Rage, rage against the dying of the light”

  There are persons of extra-ordinary energy whom we consider unacceptable to simply slip away out of our experience. Such folks are too vital, too vibrant, too energetic, too transformational, and too unique to deserve the luxury of a quiet exit. Dora was one such rare breed. I believe therefore she died the way she would have preferred most: in active public service. The happy warrior would never give up!
I knew her from a distance as Transport Minister in 2000. The then Director General of Nigeria Maritime Authority (now, NIMASA) came to argue that the Ministry should offer a helping hand to Dora in beefing up her personal security. I agreed.
We were honoured to lend our modest support to a public officer of unusual courage. Our paths crossed a few more times subsequently, first, when she served as a Director for Mobilization in the Yar’Adua/Jonathan Presidential Campaign and I was the Peoples Democratic Party (PDP) National Secretary; and later, in a mid-term Cabinet reshuffle by the late President Umaru Musa Yar’Adua when I was Foreign Minister and she subsequently was announced as the new Information Minister.
   After her oath of office and assignment to the Information portfolio, Dora Akinyuli came over to me and said, “Brother, I didn’t expect to be Information Minister. I know nothing about that place. I thought with my background I would go to Health Ministry and make a difference. What do you think?”
   I advised her to take it. As Minister she had moved on from simply being a technocrat comfortable in her area of specialty, to becoming a leader who was a game changer with any challenge coming her way. I told her that the same Dora that transformed NAFDAC and made it a household name would do similar things with the Information Ministry.

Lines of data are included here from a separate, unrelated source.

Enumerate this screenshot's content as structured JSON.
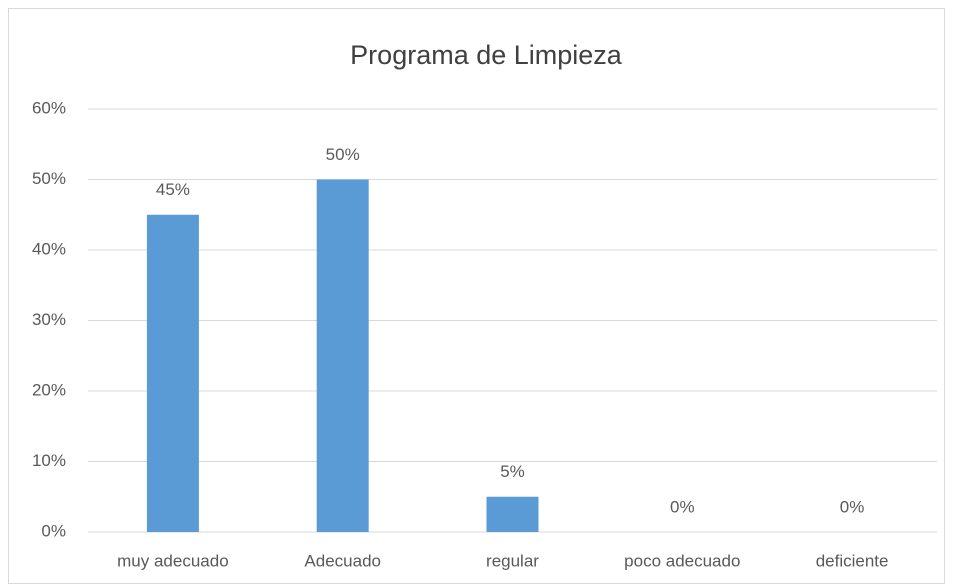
{
  "chart_data": {
    "type": "bar",
    "title": "Programa de Limpieza",
    "categories": [
      "muy adecuado",
      "Adecuado",
      "regular",
      "poco adecuado",
      "deficiente"
    ],
    "values": [
      45,
      50,
      5,
      0,
      0
    ],
    "value_labels": [
      "45%",
      "50%",
      "5%",
      "0%",
      "0%"
    ],
    "color": "#5b9bd5",
    "ylim": [
      0,
      60
    ],
    "yticks": [
      {
        "value": 0,
        "label": "0%"
      },
      {
        "value": 10,
        "label": "10%"
      },
      {
        "value": 20,
        "label": "20%"
      },
      {
        "value": 30,
        "label": "30%"
      },
      {
        "value": 40,
        "label": "40%"
      },
      {
        "value": 50,
        "label": "50%"
      },
      {
        "value": 60,
        "label": "60%"
      }
    ],
    "grid": true
  }
}
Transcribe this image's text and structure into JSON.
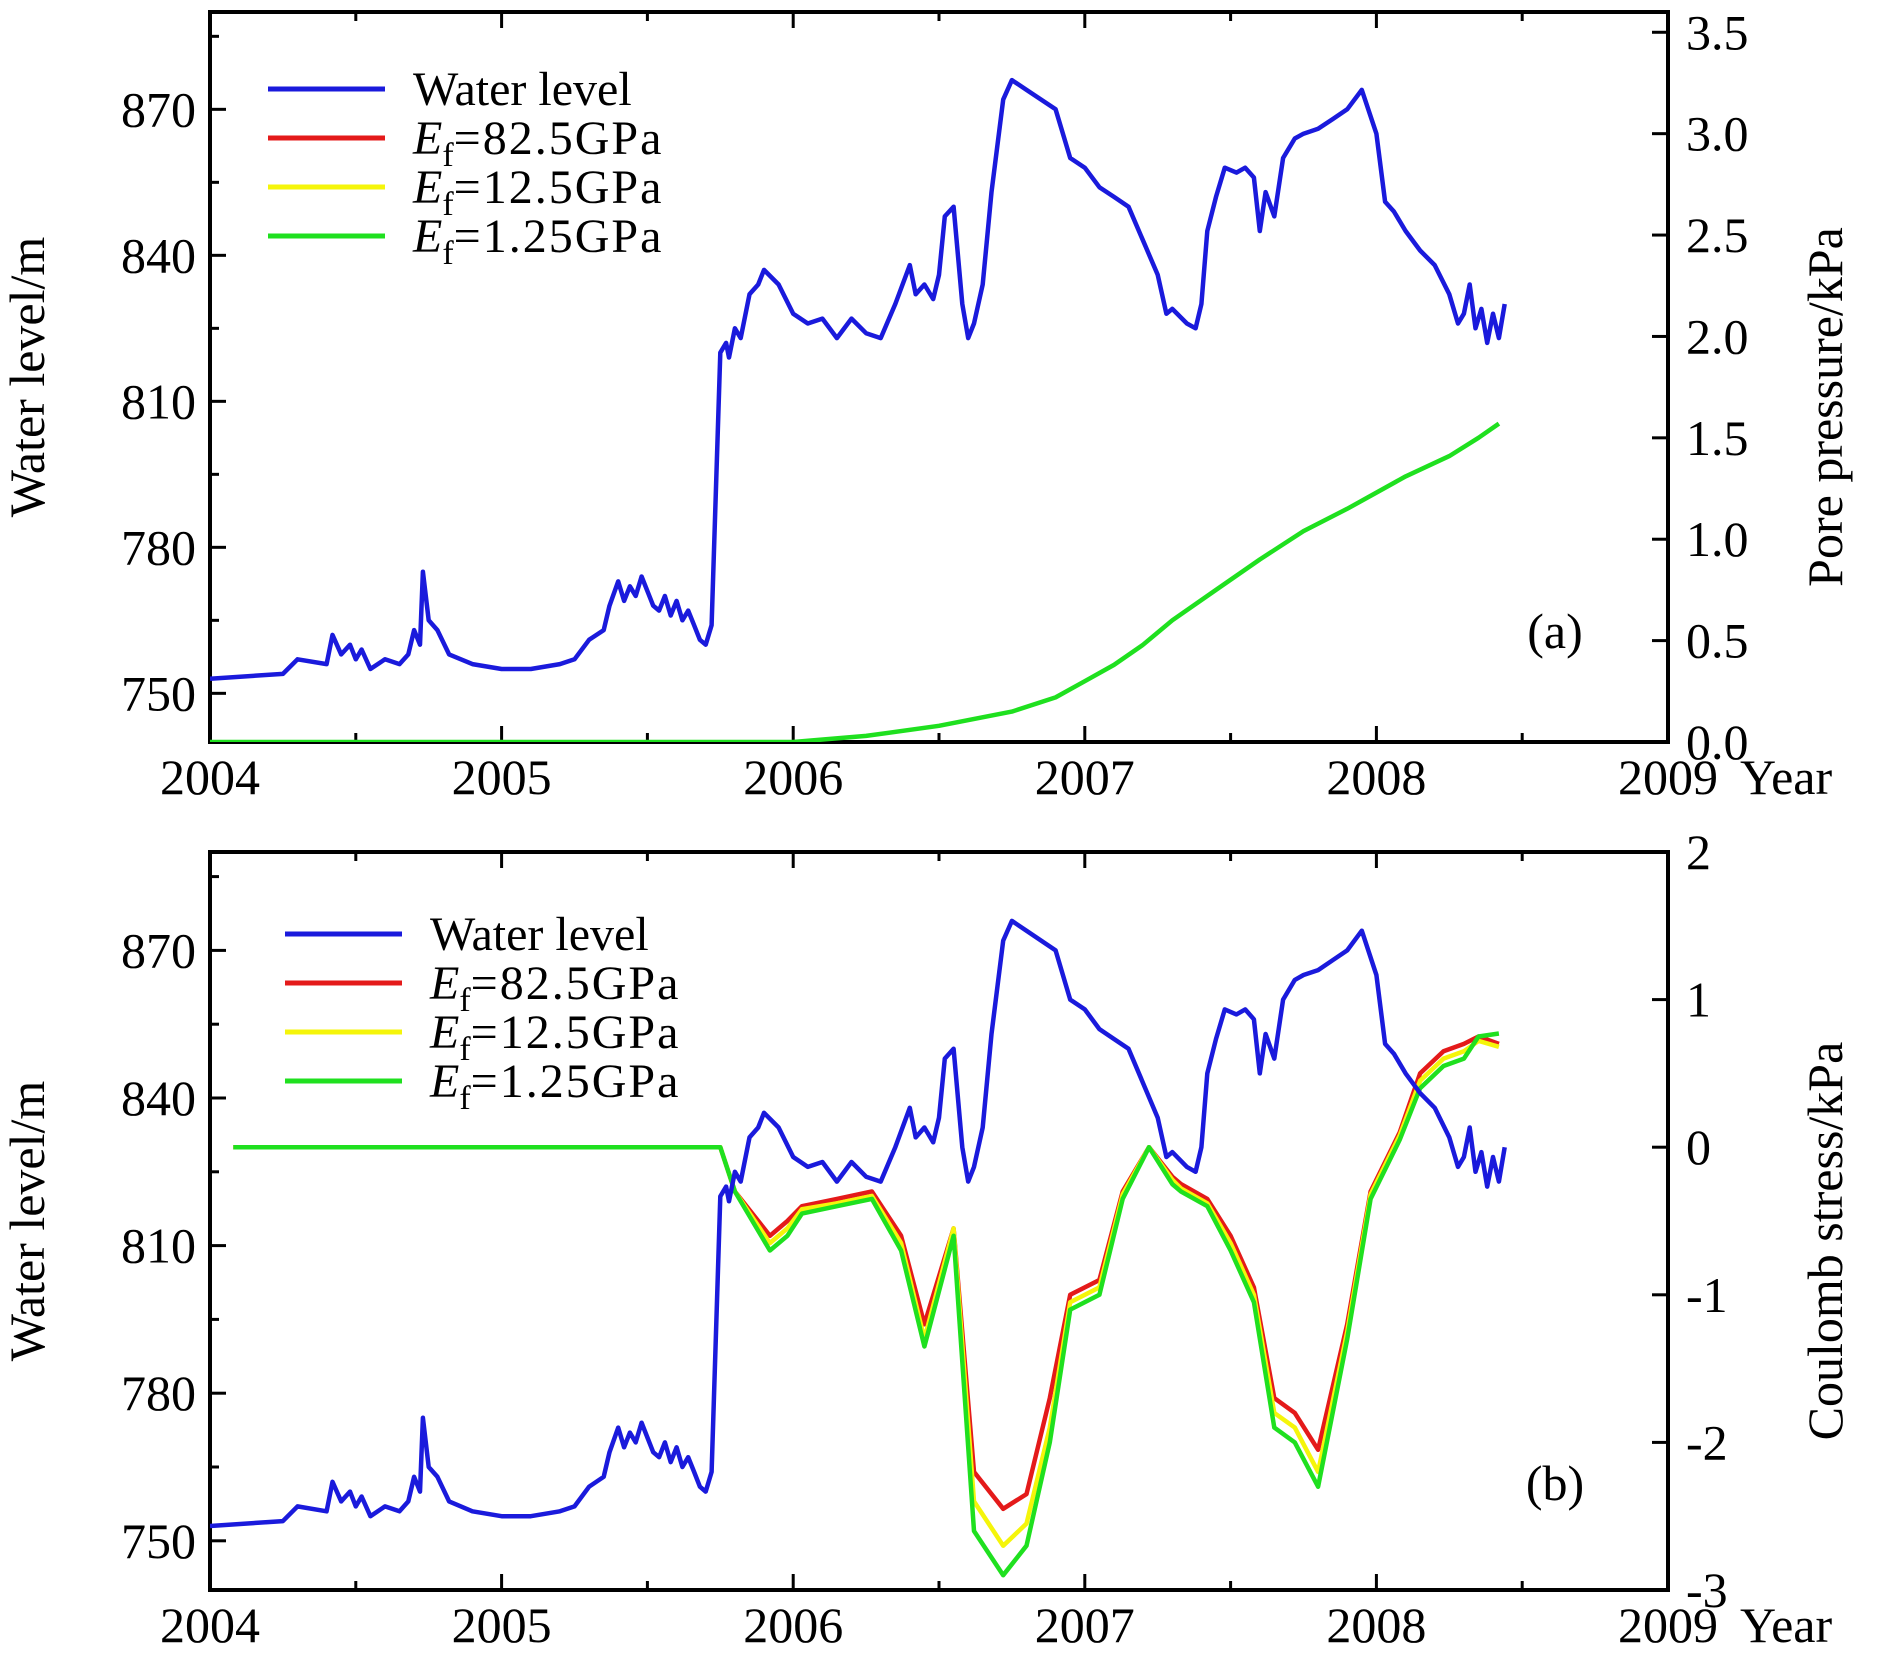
{
  "colors": {
    "water_level": "#1a1adc",
    "ef_82_5": "#e41a1a",
    "ef_12_5": "#f5f50a",
    "ef_1_25": "#1fe01f"
  },
  "chart_data": [
    {
      "panel": "(a)",
      "type": "line",
      "xlabel": "Year",
      "ylabel_left": "Water level/m",
      "ylabel_right": "Pore pressure/kPa",
      "xlim": [
        2004,
        2009
      ],
      "ylim_left": [
        740,
        890
      ],
      "ylim_right": [
        0.0,
        3.6
      ],
      "x_ticks": [
        "2004",
        "2005",
        "2006",
        "2007",
        "2008",
        "2009"
      ],
      "y_ticks_left": [
        "750",
        "780",
        "810",
        "840",
        "870"
      ],
      "y_ticks_right": [
        "0.0",
        "0.5",
        "1.0",
        "1.5",
        "2.0",
        "2.5",
        "3.0",
        "3.5"
      ],
      "legend": {
        "placement": "top-left",
        "entries": [
          {
            "pre": "Water level",
            "sub": "",
            "post": ""
          },
          {
            "pre": "E",
            "sub": "f",
            "post": "=82.5GPa"
          },
          {
            "pre": "E",
            "sub": "f",
            "post": "=12.5GPa"
          },
          {
            "pre": "E",
            "sub": "f",
            "post": "=1.25GPa"
          }
        ]
      },
      "water_level": {
        "x": [
          2004.0,
          2004.25,
          2004.3,
          2004.4,
          2004.42,
          2004.45,
          2004.48,
          2004.5,
          2004.52,
          2004.55,
          2004.6,
          2004.65,
          2004.68,
          2004.7,
          2004.72,
          2004.73,
          2004.75,
          2004.78,
          2004.82,
          2004.9,
          2005.0,
          2005.1,
          2005.2,
          2005.25,
          2005.3,
          2005.35,
          2005.37,
          2005.4,
          2005.42,
          2005.44,
          2005.46,
          2005.48,
          2005.5,
          2005.52,
          2005.54,
          2005.56,
          2005.58,
          2005.6,
          2005.62,
          2005.64,
          2005.66,
          2005.68,
          2005.7,
          2005.72,
          2005.75,
          2005.77,
          2005.78,
          2005.8,
          2005.82,
          2005.85,
          2005.88,
          2005.9,
          2005.95,
          2006.0,
          2006.05,
          2006.1,
          2006.15,
          2006.2,
          2006.25,
          2006.3,
          2006.35,
          2006.4,
          2006.42,
          2006.45,
          2006.48,
          2006.5,
          2006.52,
          2006.55,
          2006.58,
          2006.6,
          2006.62,
          2006.65,
          2006.68,
          2006.72,
          2006.75,
          2006.8,
          2006.9,
          2006.95,
          2007.0,
          2007.05,
          2007.1,
          2007.15,
          2007.2,
          2007.25,
          2007.28,
          2007.3,
          2007.35,
          2007.38,
          2007.4,
          2007.42,
          2007.45,
          2007.48,
          2007.52,
          2007.55,
          2007.58,
          2007.6,
          2007.62,
          2007.65,
          2007.68,
          2007.72,
          2007.75,
          2007.8,
          2007.85,
          2007.9,
          2007.95,
          2008.0,
          2008.03,
          2008.06,
          2008.1,
          2008.15,
          2008.2,
          2008.25,
          2008.28,
          2008.3,
          2008.32,
          2008.34,
          2008.36,
          2008.38,
          2008.4,
          2008.42,
          2008.44
        ],
        "y": [
          753,
          754,
          757,
          756,
          762,
          758,
          760,
          757,
          759,
          755,
          757,
          756,
          758,
          763,
          760,
          775,
          765,
          763,
          758,
          756,
          755,
          755,
          756,
          757,
          761,
          763,
          768,
          773,
          769,
          772,
          770,
          774,
          771,
          768,
          767,
          770,
          766,
          769,
          765,
          767,
          764,
          761,
          760,
          764,
          820,
          822,
          819,
          825,
          823,
          832,
          834,
          837,
          834,
          828,
          826,
          827,
          823,
          827,
          824,
          823,
          830,
          838,
          832,
          834,
          831,
          836,
          848,
          850,
          830,
          823,
          826,
          834,
          853,
          872,
          876,
          874,
          870,
          860,
          858,
          854,
          852,
          850,
          843,
          836,
          828,
          829,
          826,
          825,
          830,
          845,
          852,
          858,
          857,
          858,
          856,
          845,
          853,
          848,
          860,
          864,
          865,
          866,
          868,
          870,
          874,
          865,
          851,
          849,
          845,
          841,
          838,
          832,
          826,
          828,
          834,
          825,
          829,
          822,
          828,
          823,
          830
        ]
      },
      "pore_pressure": {
        "x": [
          2004.0,
          2006.0,
          2006.25,
          2006.5,
          2006.75,
          2006.9,
          2007.0,
          2007.1,
          2007.2,
          2007.3,
          2007.45,
          2007.6,
          2007.75,
          2007.9,
          2008.0,
          2008.1,
          2008.25,
          2008.35,
          2008.42
        ],
        "y": [
          0.0,
          0.0,
          0.03,
          0.08,
          0.15,
          0.22,
          0.3,
          0.38,
          0.48,
          0.6,
          0.75,
          0.9,
          1.04,
          1.15,
          1.23,
          1.31,
          1.41,
          1.5,
          1.57
        ]
      }
    },
    {
      "panel": "(b)",
      "type": "line",
      "xlabel": "Year",
      "ylabel_left": "Water level/m",
      "ylabel_right": "Coulomb stress/kPa",
      "xlim": [
        2004,
        2009
      ],
      "ylim_left": [
        740,
        890
      ],
      "ylim_right": [
        -3,
        2
      ],
      "x_ticks": [
        "2004",
        "2005",
        "2006",
        "2007",
        "2008",
        "2009"
      ],
      "y_ticks_left": [
        "750",
        "780",
        "810",
        "840",
        "870"
      ],
      "y_ticks_right": [
        "-3",
        "-2",
        "-1",
        "0",
        "1",
        "2"
      ],
      "legend": {
        "placement": "top-left",
        "entries": [
          {
            "pre": "Water level",
            "sub": "",
            "post": ""
          },
          {
            "pre": "E",
            "sub": "f",
            "post": "=82.5GPa"
          },
          {
            "pre": "E",
            "sub": "f",
            "post": "=12.5GPa"
          },
          {
            "pre": "E",
            "sub": "f",
            "post": "=1.25GPa"
          }
        ]
      },
      "water_level": {
        "x": [
          2004.0,
          2004.25,
          2004.3,
          2004.4,
          2004.42,
          2004.45,
          2004.48,
          2004.5,
          2004.52,
          2004.55,
          2004.6,
          2004.65,
          2004.68,
          2004.7,
          2004.72,
          2004.73,
          2004.75,
          2004.78,
          2004.82,
          2004.9,
          2005.0,
          2005.1,
          2005.2,
          2005.25,
          2005.3,
          2005.35,
          2005.37,
          2005.4,
          2005.42,
          2005.44,
          2005.46,
          2005.48,
          2005.5,
          2005.52,
          2005.54,
          2005.56,
          2005.58,
          2005.6,
          2005.62,
          2005.64,
          2005.66,
          2005.68,
          2005.7,
          2005.72,
          2005.75,
          2005.77,
          2005.78,
          2005.8,
          2005.82,
          2005.85,
          2005.88,
          2005.9,
          2005.95,
          2006.0,
          2006.05,
          2006.1,
          2006.15,
          2006.2,
          2006.25,
          2006.3,
          2006.35,
          2006.4,
          2006.42,
          2006.45,
          2006.48,
          2006.5,
          2006.52,
          2006.55,
          2006.58,
          2006.6,
          2006.62,
          2006.65,
          2006.68,
          2006.72,
          2006.75,
          2006.8,
          2006.9,
          2006.95,
          2007.0,
          2007.05,
          2007.1,
          2007.15,
          2007.2,
          2007.25,
          2007.28,
          2007.3,
          2007.35,
          2007.38,
          2007.4,
          2007.42,
          2007.45,
          2007.48,
          2007.52,
          2007.55,
          2007.58,
          2007.6,
          2007.62,
          2007.65,
          2007.68,
          2007.72,
          2007.75,
          2007.8,
          2007.85,
          2007.9,
          2007.95,
          2008.0,
          2008.03,
          2008.06,
          2008.1,
          2008.15,
          2008.2,
          2008.25,
          2008.28,
          2008.3,
          2008.32,
          2008.34,
          2008.36,
          2008.38,
          2008.4,
          2008.42,
          2008.44
        ],
        "y": [
          753,
          754,
          757,
          756,
          762,
          758,
          760,
          757,
          759,
          755,
          757,
          756,
          758,
          763,
          760,
          775,
          765,
          763,
          758,
          756,
          755,
          755,
          756,
          757,
          761,
          763,
          768,
          773,
          769,
          772,
          770,
          774,
          771,
          768,
          767,
          770,
          766,
          769,
          765,
          767,
          764,
          761,
          760,
          764,
          820,
          822,
          819,
          825,
          823,
          832,
          834,
          837,
          834,
          828,
          826,
          827,
          823,
          827,
          824,
          823,
          830,
          838,
          832,
          834,
          831,
          836,
          848,
          850,
          830,
          823,
          826,
          834,
          853,
          872,
          876,
          874,
          870,
          860,
          858,
          854,
          852,
          850,
          843,
          836,
          828,
          829,
          826,
          825,
          830,
          845,
          852,
          858,
          857,
          858,
          856,
          845,
          853,
          848,
          860,
          864,
          865,
          866,
          868,
          870,
          874,
          865,
          851,
          849,
          845,
          841,
          838,
          832,
          826,
          828,
          834,
          825,
          829,
          822,
          828,
          823,
          830
        ]
      },
      "coulomb": {
        "x": [
          2004.08,
          2005.0,
          2005.5,
          2005.75,
          2005.8,
          2005.92,
          2005.98,
          2006.03,
          2006.15,
          2006.27,
          2006.37,
          2006.45,
          2006.55,
          2006.62,
          2006.72,
          2006.8,
          2006.88,
          2006.95,
          2007.05,
          2007.13,
          2007.22,
          2007.3,
          2007.33,
          2007.42,
          2007.5,
          2007.58,
          2007.65,
          2007.72,
          2007.8,
          2007.9,
          2007.98,
          2008.08,
          2008.15,
          2008.23,
          2008.3,
          2008.35,
          2008.42
        ],
        "series": [
          {
            "key": "ef_82_5",
            "y": [
              0,
              0,
              0,
              0,
              -0.3,
              -0.6,
              -0.5,
              -0.4,
              -0.35,
              -0.3,
              -0.6,
              -1.2,
              -0.55,
              -2.2,
              -2.45,
              -2.35,
              -1.7,
              -1.0,
              -0.9,
              -0.3,
              0,
              -0.2,
              -0.25,
              -0.35,
              -0.6,
              -0.95,
              -1.7,
              -1.8,
              -2.05,
              -1.2,
              -0.3,
              0.1,
              0.5,
              0.65,
              0.7,
              0.75,
              0.7
            ]
          },
          {
            "key": "ef_12_5",
            "y": [
              0,
              0,
              0,
              0,
              -0.3,
              -0.65,
              -0.55,
              -0.42,
              -0.38,
              -0.33,
              -0.65,
              -1.3,
              -0.55,
              -2.4,
              -2.7,
              -2.55,
              -1.9,
              -1.05,
              -0.95,
              -0.32,
              0,
              -0.22,
              -0.28,
              -0.38,
              -0.65,
              -1.0,
              -1.8,
              -1.9,
              -2.2,
              -1.25,
              -0.32,
              0.08,
              0.45,
              0.6,
              0.65,
              0.72,
              0.68
            ]
          },
          {
            "key": "ef_1_25",
            "y": [
              0,
              0,
              0,
              0,
              -0.3,
              -0.7,
              -0.6,
              -0.45,
              -0.4,
              -0.35,
              -0.7,
              -1.35,
              -0.6,
              -2.6,
              -2.9,
              -2.7,
              -2.0,
              -1.1,
              -1.0,
              -0.35,
              0,
              -0.25,
              -0.3,
              -0.4,
              -0.7,
              -1.05,
              -1.9,
              -2.0,
              -2.3,
              -1.3,
              -0.35,
              0.05,
              0.4,
              0.55,
              0.6,
              0.75,
              0.77
            ]
          }
        ]
      }
    }
  ]
}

    It is fair to say she brought verve and vision to an obviously challenging cabinet position. Her self-confidence was contagious. And she took no prisoners! Dora was a rare spirit in the often prosaic world of politics where unprincipled compromise often trumped up naïve idealism. She represented a prospect of reconciliation of these two extremes. No one in the Cabinet really disliked Dora. She did not allow you get away with that option. She was too full of life for that. And she extended that sense of unlimited optimism and the inherent beauty and dynamism of the Nigerian hope into everything she did.
    She embodied a new voice and a new swagger in our polity- a voice that addressed our better nature; and a swagger that affirmed we could be going places. Nations and societies that do not have a Dora Akunyili attempt to birth them through some myth.
    We are privileged in Nigeria that we did not wait for a myth to produce her: Dora was the event herself. As we mourn and celebrate her, we hear echoes of Christopher Okigbo that she “leaves us here on the shore, gazing heavenward for a new star approaching. The new star appears, foreshadows its going, before a going and coming that goes on forever.”
    Dora, - your star continues to report!